Conventional wisdom says that the optimal amount of sleep is eight hours per night—something most of us struggle to achieve. But what if you don’t actually need that much after all?
In fact, a slew of recent studies suggest that snoozing for a slightly shorter timeframe might be better for our health. (Not to mention more manageable for our schedules.)
“There’s no broad consensus about this among sleep experts,” board certified sleep specialist Michael J. Breus, M.D., recently wrote. “But there’s an increasingly compelling case that’s being made by studies that for many people, eight hours may be more sleep than they need, or that’s healthy for them.”
What exactly does the research say—and what might it mean for your bedtime schedule? Get ready! You’re about to find out.
Why you need enough sleep.
First, let’s back up for a minute. Why is getting enough sleep—whatever “enough” might mean!—so important?
For starters, sleep is the brain’s equivalent of you vegging out on the couch in front of the TV at night.

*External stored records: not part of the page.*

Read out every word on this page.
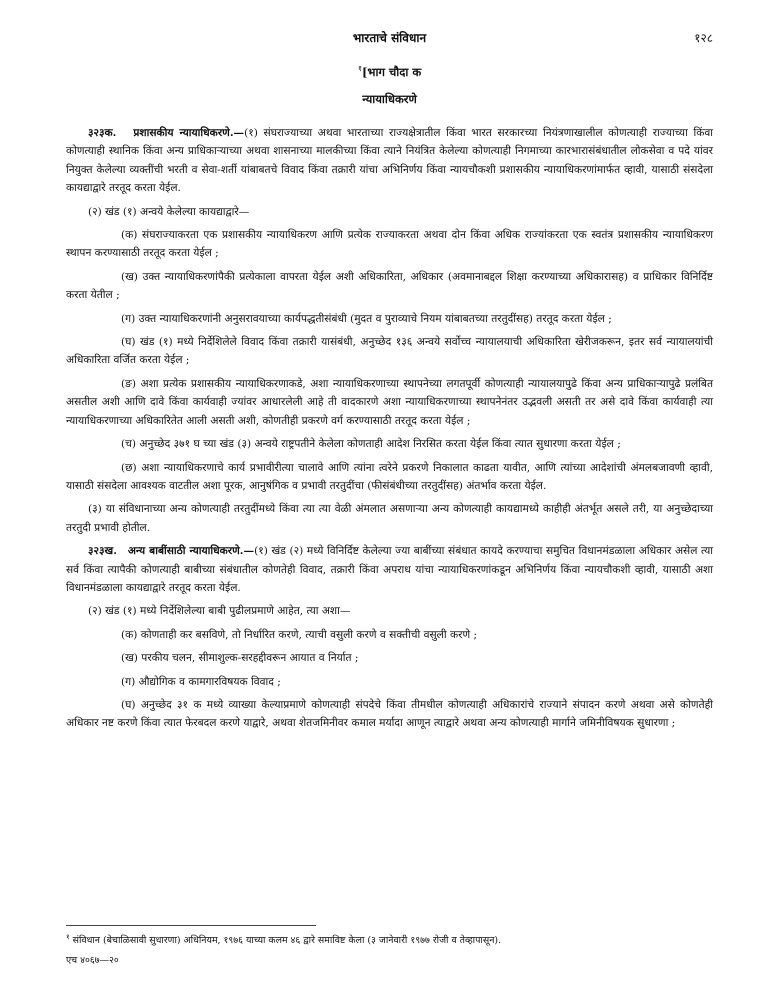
भारताचे संविधान	१२८
$^१$[भाग चौदा क
न्यायाधिकरणे

३२३क. प्रशासकीय न्यायाधिकरणे.—(१) संघराज्याच्या अथवा भारताच्या राज्यक्षेत्रातील किंवा भारत सरकारच्या नियंत्रणाखालील कोणत्याही राज्याच्या किंवा कोणत्याही स्थानिक किंवा अन्य प्राधिकाऱ्याच्या अथवा शासनाच्या मालकीच्या किंवा त्याने नियंत्रित केलेल्या कोणत्याही निगमाच्या कारभारासंबंधातील लोकसेवा व पदे यांवर नियुक्त केलेल्या व्यक्तींची भरती व सेवा-शर्ती यांबाबतचे विवाद किंवा तक्रारी यांचा अभिनिर्णय किंवा न्यायचौकशी प्रशासकीय न्यायाधिकरणांमार्फत व्हावी, यासाठी संसदेला कायद्याद्वारे तरतूद करता येईल.

(२) खंड (१) अन्वये केलेल्या कायद्याद्वारे—

(क) संघराज्याकरता एक प्रशासकीय न्यायाधिकरण आणि प्रत्येक राज्याकरता अथवा दोन किंवा अधिक राज्यांकरता एक स्वतंत्र प्रशासकीय न्यायाधिकरण स्थापन करण्यासाठी तरतूद करता येईल ;

(ख) उक्त न्यायाधिकरणांपैकी प्रत्येकाला वापरता येईल अशी अधिकारिता, अधिकार (अवमानाबद्दल शिक्षा करण्याच्या अधिकारासह) व प्राधिकार विनिर्दिष्ट करता येतील ;

(ग) उक्त न्यायाधिकरणांनी अनुसरावयाच्या कार्यपद्धतीसंबंधी (मुदत व पुराव्याचे नियम यांबाबतच्या तरतुदींसह) तरतूद करता येईल ;

(घ) खंड (१) मध्ये निर्देशिलेले विवाद किंवा तक्रारी यासंबंधी, अनुच्छेद १३६ अन्वये सर्वोच्च न्यायालयाची अधिकारिता खेरीजकरून, इतर सर्व न्यायालयांची अधिकारिता वर्जित करता येईल ;

(ङ) अशा प्रत्येक प्रशासकीय न्यायाधिकरणाकडे, अशा न्यायाधिकरणाच्या स्थापनेच्या लगतपूर्वी कोणत्याही न्यायालयापुढे किंवा अन्य प्राधिकाऱ्यापुढे प्रलंबित असतील अशी आणि दावे किंवा कार्यवाही ज्यांवर आधारलेली आहे ती वादकारणे अशा न्यायाधिकरणाच्या स्थापनेनंतर उद्भवली असती तर असे दावे किंवा कार्यवाही त्या न्यायाधिकरणाच्या अधिकारितेत आली असती अशी, कोणतीही प्रकरणे वर्ग करण्यासाठी तरतूद करता येईल ;

(च) अनुच्छेद ३७१ घ च्या खंड (३) अन्वये राष्ट्रपतीने केलेला कोणताही आदेश निरसित करता येईल किंवा त्यात सुधारणा करता येईल ;

(छ) अशा न्यायाधिकरणाचे कार्य प्रभावीरीत्या चालावे आणि त्यांना त्वरेने प्रकरणे निकालात काढता यावीत, आणि त्यांच्या आदेशांची अंमलबजावणी व्हावी, यासाठी संसदेला आवश्यक वाटतील अशा पूरक, आनुषंगिक व प्रभावी तरतुदींचा (फीसंबंधीच्या तरतुदींसह) अंतर्भाव करता येईल.

(३) या संविधानाच्या अन्य कोणत्याही तरतुदींमध्ये किंवा त्या त्या वेळी अंमलात असणाऱ्या अन्य कोणत्याही कायद्यामध्ये काहीही अंतर्भूत असले तरी, या अनुच्छेदाच्या तरतुदी प्रभावी होतील.

३२३ख. अन्य बाबींसाठी न्यायाधिकरणे.—(१) खंड (२) मध्ये विनिर्दिष्ट केलेल्या ज्या बाबींच्या संबंधात कायदे करण्याचा समुचित विधानमंडळाला अधिकार असेल त्या सर्व किंवा त्यापैकी कोणत्याही बाबीच्या संबंधातील कोणतेही विवाद, तक्रारी किंवा अपराध यांचा न्यायाधिकरणांकडून अभिनिर्णय किंवा न्यायचौकशी व्हावी, यासाठी अशा विधानमंडळाला कायद्याद्वारे तरतूद करता येईल.

(२) खंड (१) मध्ये निर्देशिलेल्या बाबी पुढीलप्रमाणे आहेत, त्या अशा—

(क) कोणताही कर बसविणे, तो निर्धारित करणे, त्याची वसुली करणे व सक्तीची वसुली करणे ;

(ख) परकीय चलन, सीमाशुल्क-सरहद्दीवरून आयात व निर्यात ;

(ग) औद्योगिक व कामगारविषयक विवाद ;

(घ) अनुच्छेद ३१ क मध्ये व्याख्या केल्याप्रमाणे कोणत्याही संपदेचे किंवा तीमधील कोणत्याही अधिकारांचे राज्याने संपादन करणे अथवा असे कोणतेही अधिकार नष्ट करणे किंवा त्यात फेरबदल करणे याद्वारे, अथवा शेतजमिनीवर कमाल मर्यादा आणून त्याद्वारे अथवा अन्य कोणत्याही मार्गाने जमिनीविषयक सुधारणा ;

$^१$ संविधान (बेचाळिसावी सुधारणा) अधिनियम, १९७६ याच्या कलम ४६ द्वारे समाविष्ट केला (३ जानेवारी १९७७ रोजी व तेव्हापासून).
एच ४०६७—२०
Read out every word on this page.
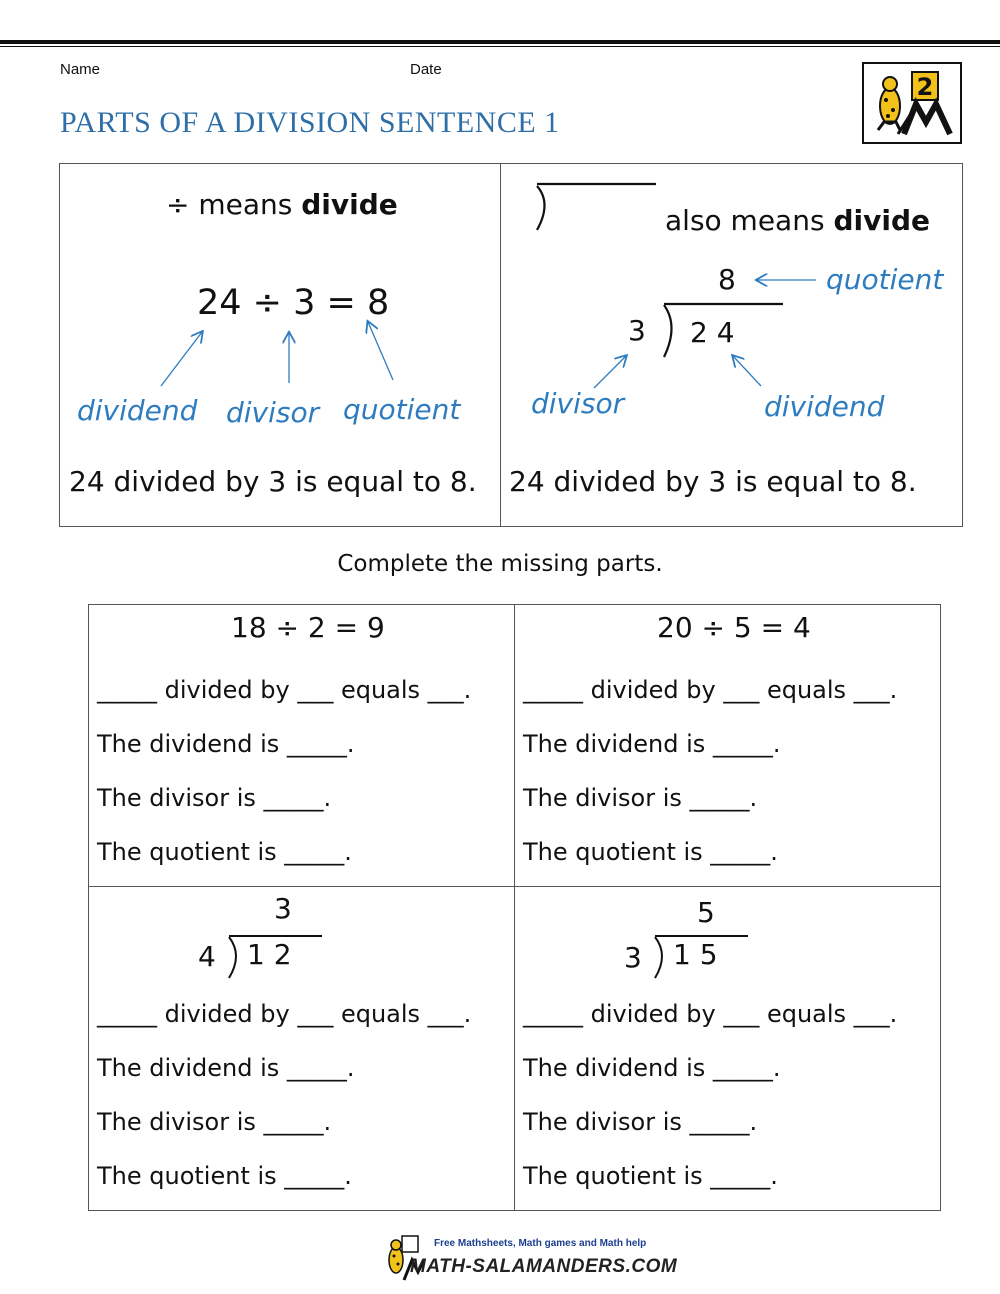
Name	Date
PARTS OF A DIVISION SENTENCE 1
2
÷ means divide
24 ÷ 3 = 8
dividend divisor quotient
24 divided by 3 is equal to 8.
also means divide
8	quotient
3 2 4
divisor	dividend
24 divided by 3 is equal to 8.
Complete the missing parts.
18 ÷ 2 = 9
_____ divided by ___ equals ___.
The dividend is _____.
The divisor is _____.
The quotient is _____.
20 ÷ 5 = 4
_____ divided by ___ equals ___.
The dividend is _____.
The divisor is _____.
The quotient is _____.
3
4 1 2
_____ divided by ___ equals ___.
The dividend is _____.
The divisor is _____.
The quotient is _____.
5
3 1 5
_____ divided by ___ equals ___.
The dividend is _____.
The divisor is _____.
The quotient is _____.
Free Mathsheets, Math games and Math help
MATH-SALAMANDERS.COM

It offers a short respite against the daily grind, helping you clear your head and get ready to take on the next busy day.
Getting enough sleep allows you to be better at learning and solving problems, helps you pay attention and make decisions, and even think creatively. It keeps you on an even emotional keel, too. People who are sleep deficient are more likely to be depressed or engage in risky behavior.
And there are physical benefits. Sleep is the time when your body performs heavy-duty repairs on your hard-working heart and blood vessels, which is partly why too little is linked to heart disease, kidney disease, high blood pressure, diabetes, and stroke. Regular snooze fests also work to strengthen your immune system, so you’re less likely to get sick.
The nightly visit to dreamland also helps keep your waistline in check, since sleep helps strike a healthy balance between the hormones that make you feel hungry or full.
Finally, getting enough sleep can keep you safe. Being well-rested means you’re more alert, so you’re less likely to get drowsy while you’re driving. (And that’s critical, considering sleepiness plays a role in over 100,000 car accidents per year.)
But is enough less than we think?
For years, sleep experts have been saying that adults should get seven to nine hours of slumber per night. Since eight hours is the sweet spot that falls right in the middle, it’s the number that most often gets recommended.
But some research suggests that plenty of people might do well–and maybe even better–at the lower end of the spectrum. A study published last year inthat looked at the cognitive skills of 160,000 people found that more sleep lead to increased performance on spatial memory and matching tests. But seven hours seemed to be the cutoff; sleeping for any longer didn’t yield any additional brain boosts.
But that’s just the beginning. In one 2002 study of more than a million adults ages 30 to 102, seven hours of sleep was found to be the healthiest amount. In fact, 7-hour sleepers were less likely to die from any cause compared to people who snoozed for more or less time.
The results were repeated in aof nearly 83,000 women published in the journal Sleep. Those whose nightly hibernations lasted just seven hours had a lower risk of death compared to participants who slept longer. Another of 450 elderly women, published in 2011, yielded similar findings.
Why might less sleep be better? Like getting too little sleep, sleeping too much is linked to health problems like diabetes, obesity, and heart disease.
Still, experts caution against taking these findings as gospel. According to Timothy Morganthaler, president of the Academy of Sleep Medicine, the studies show an association between oversleeping and mortality, not causation. It could be the case that people who are already sick spend more time in bed, and so end up getting more sleep than people who are healthy.
So, what’s right for me?
Should we all start shaving an hour off our evening siestas? Experts aren’t prepared to make any across-the-board recommendations just yet, but changes could be coming soon. CDC experts are currently reviewing the latest research, and updated sleep recommendations could be made as early as next year.
For now, though, it’s best to go by how you feel. From your activity level to genetics, there’s all kinds of factors that determine how much sleep you need to be at your best. (Which makes sense, since certain sleep patterns tends to run in families.)
If, after sleeping for seven hours, you wake up refreshed and feel alert throughout the day, that’s a sign that you’re probably logging enough time with Mr. Sandman. If you feel drowsy or slow, try bumping it up to 7.5 or 8 hours of sleep time, and see if that makes a difference. If you listen to your body, it won’t take long to find your sleep sweet spot.
How many hours of sleep do you log per night? How do you feel when you get more or less?
This article is for informational purposes and should not replace advice from your doctor or other medical professional.